Two ways to improve it, and the team's best placed to weigh them:
**Option A, consolidate at 1984.** Simplest: registration, DNS, and hosting all under one aligned provider you already trust and pay in XMR. Fewer accounts to secure, one relationship, easiest to actually execute. Tradeoff: it concentrates everything at a single provider in a single jurisdiction, so 1984 itself becomes the one point that can take the whole stack down.
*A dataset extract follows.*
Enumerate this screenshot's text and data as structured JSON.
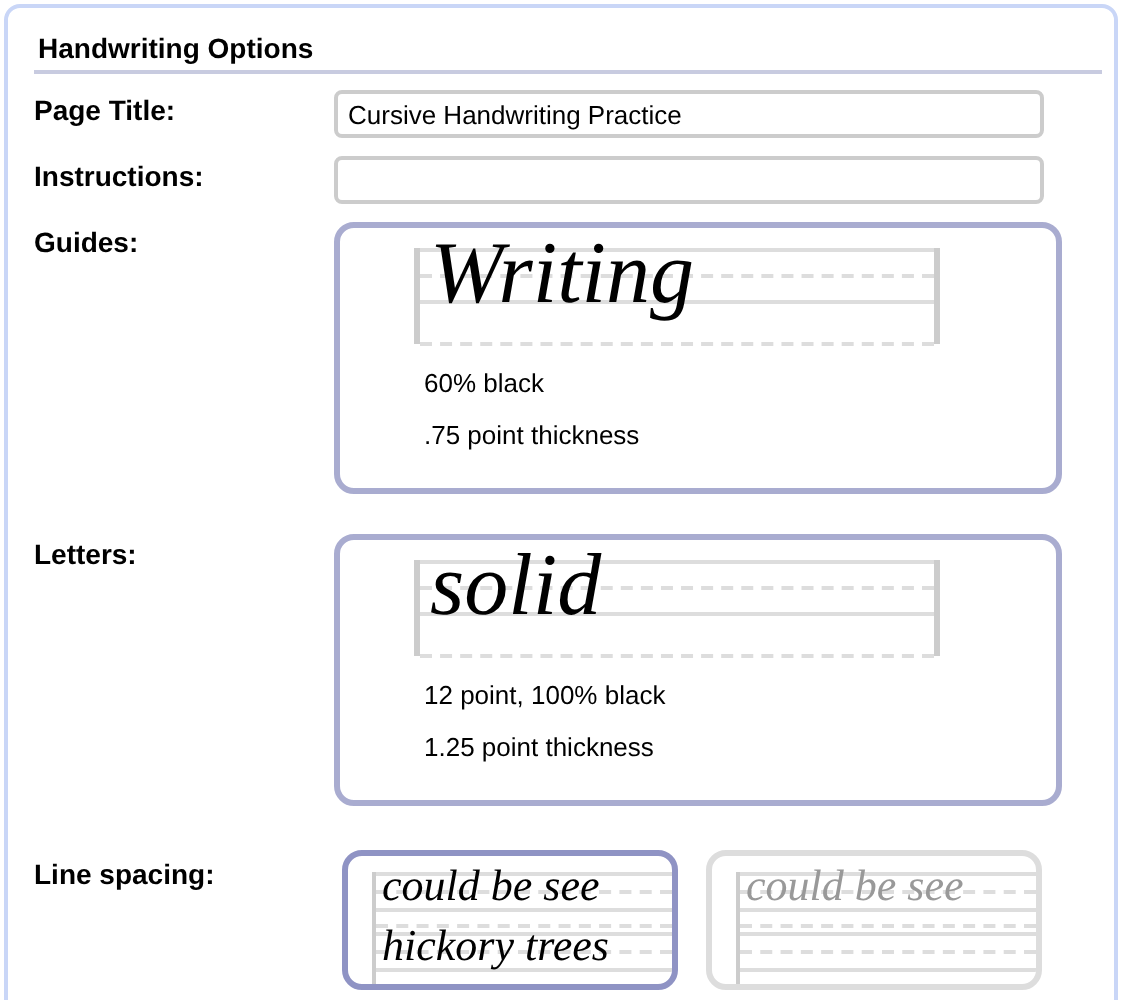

**Option B, split across two neutral providers.** Registrar at a specialized takedown-resistant outfit like Njalla (Sweden/Nevis, built specifically to hold domains on your behalf and resist exactly these requests, accepts Xmr. I am no expert on these, there might be better alternatives.), hosting stays at 1984. More robust for an adversarial threat model: no single company or jurisdiction controls the whole stack, and an adversary has to break two resistant providers in two countries instead of one. Tradeoffs: more operational surface (two accounts, two relationships), and Njalla's model means they legally hold the domain on your behalf, so you're trading direct ownership for takedown-resistance, which not everyone's comfortable with.
Both are large improvements over the current setup, where the front door sits entirely on the most-compliant US registrar. Option A is the fast clean win; Option B is the more decentralization-faithful, harder-to-take-down setup at the cost of a bit more complexity. The team knows the project's risk tolerance and bandwidth best, so the call's yours, but either move closes the US chokepoint.